Wednesday, January 11, 2006

Democrats + Yalies - Perfect together!

The Democrats are going to ride the Alito nomination off a cliff...pandering to the far left while acting as a representative of the people, New York's Chuckie Schumer gives us his take, before the hearings truly got underway:

New York Sen. Charles Schumer said Monday he was worried Judge Samuel Alito would be an agent for right-wing extremists if confirmed for a U.S. Supreme Court seat.
"You seem to have been picked to placate the extreme right wing after the hasty withdrawal of Harriet Miers," Schumer said, speaking bluntly to Alito in his opening statement at Senate confirmation hearings.
Miers, the White House counsel, was blocked by a "cadre of conservative critics" who doubted her conservative credentials, the New York Democrat said.

Schumer's comments set the stage for tough Democratic questioning of Alito this week before the Senate Judiciary Committee...
Schumer said Alito's record of opinions and statements on a number of critical constitutional questions "seems quite extreme."
"Although I have not made up my mind, I have serious concerns about that record," he said

[link: http://www.poughkeepsiejournal.com/apps/pbcs.dll/article?AID=/20060110/NEWS01/601100315/1006/NEWS]

OK, if anyone thinks Schmuckie Schumer has "not made up his mind", then this Jersey guy has a bridge over the East River to sell you...the public is tired of these nomination hearings turning into ideological witch hunts; Gateway Pundit tells us more about it:

Several Democrats Monday, including the reliable Sen.
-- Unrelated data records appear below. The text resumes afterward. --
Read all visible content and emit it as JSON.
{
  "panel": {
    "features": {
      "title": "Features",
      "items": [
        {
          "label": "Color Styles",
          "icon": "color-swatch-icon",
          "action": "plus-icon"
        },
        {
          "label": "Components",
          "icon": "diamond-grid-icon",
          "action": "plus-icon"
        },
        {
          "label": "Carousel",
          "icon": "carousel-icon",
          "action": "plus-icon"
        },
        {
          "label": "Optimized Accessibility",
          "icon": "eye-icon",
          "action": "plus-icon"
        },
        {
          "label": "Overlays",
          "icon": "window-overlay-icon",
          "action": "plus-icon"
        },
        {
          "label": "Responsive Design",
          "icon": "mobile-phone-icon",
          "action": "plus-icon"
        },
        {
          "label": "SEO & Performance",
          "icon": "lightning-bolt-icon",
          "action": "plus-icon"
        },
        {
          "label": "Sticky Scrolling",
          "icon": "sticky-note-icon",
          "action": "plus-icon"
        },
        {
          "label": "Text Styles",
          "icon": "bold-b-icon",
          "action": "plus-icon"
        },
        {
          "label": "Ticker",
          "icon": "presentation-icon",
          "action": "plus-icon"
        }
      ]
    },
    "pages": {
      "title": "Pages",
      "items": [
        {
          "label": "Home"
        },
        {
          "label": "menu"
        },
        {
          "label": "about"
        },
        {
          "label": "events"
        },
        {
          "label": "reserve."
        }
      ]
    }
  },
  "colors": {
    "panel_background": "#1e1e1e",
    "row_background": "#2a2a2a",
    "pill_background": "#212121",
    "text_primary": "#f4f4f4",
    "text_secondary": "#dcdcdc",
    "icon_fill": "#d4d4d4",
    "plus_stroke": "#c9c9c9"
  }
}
Edward Kennedy, seemed on the verge of making an even worse tactical error. They suggested that Alito's respect for executive branch prerogatives would make him too ready to approve wiretapping and other surveillance of terrorists.
That shows a deep misreading of U.S. opinion. Not only do most polls show that a small plurality of Americans favors wiretapping as a tool against terrorism, but even those against do not consider it a wildly extreme position. When the Democrats campaign against Alito on those grounds, they reinforce the public view of themselves as weak on national security. Unfortunately for the Democrats, they cannot restrain their own partisanship...

If Alito is confirmed, the Democrats will finally lose their majority on the Supreme Court that for 50 years has allowed liberals to legislate from the bench on everything from racial preferences to the detention of terrorists. Their desperation makes them imprudent. Instead of rooting their arguments in what the public believes, they base them on their own passionate political commitments. They consistently misread public opinion as a result...
[link: http://gatewaypundit.blogspot.com/2006/01/after-1-month-of-attack-ads-alito-grew.html]

This is going to get ugly, and fast. But maybe those good 'ol Yalies can help out...from a Yale Law press release:

New Haven, CT -- Over the last several weeks, an informal group of Yale Law School students and faculty calling themselves "The Alito Project," reviewed all 415 judicial opinions that Judge Samuel Alito wrote while serving as a Circuit Judge. The report was delivered to all one hundred Senators on Monday, just as many of them are preparing for Judge Alito's nomination hearings scheduled to start on January 9, 2006. " Our goal was to help Senators and citizens make an informed decision about this nominee," said Professor Owen Fiss, one of the project's participants.
[link: http://www.law.yale.edu/outside/html/Public_Affairs/685/yls_article.htm]

Uh huh. Mr. Owen Fiss is a classic liberal, one who knows better than all of us plebes. Just take a look at this review of Fiss' seminal work, The Law As It Could Be:

Politics, it has been said, is the authoritative allocation of values. For Owen Fiss, those “public values” are embedded in the law, and it is the job of the judge to discover and apply them, undeterred by the controversy and difficulties that might ensue...
[link: http://www.bsos.umd.edu/gvpt/lpbr/subpages/reviews/fiss305.htm]

Classic definition of judicial activism - no surprise this is whom the Democrats are taking their marching orders from. And the outcome of the Alito Project report?

Their report can be categorized as generally critical of Alito's positions on key legal issues.
"A number of Judge Alito's decisions are difficult to reconcile with the general direction of American law," said project participant Brian Deese in a release issued by the project, "except when viewed in light of the broad philosophical views Judge Alito expressed in his job application of November 1985."
The release also quotes the report as blasting Alito's record on employment and discrimination.

[link: http://rawstory.com/news/2005/Alito_Project_at_Yale_releases_final_1220.html ]

Deese is another genius, look here http://www.americanprogress.org/site/pp.asp?c=biJRJ8OVF&b=132896 to see his report on how poorly the American economy (4.9% unemployment, Dow at 11,000, productivity rising...) is performing. OK, little liberal, whatever you say...

And there sits Schumer, with this report in hand, blasting away at Alito. Who will they blame for the fiasco that awaits them in 2006? The Jersey Devil?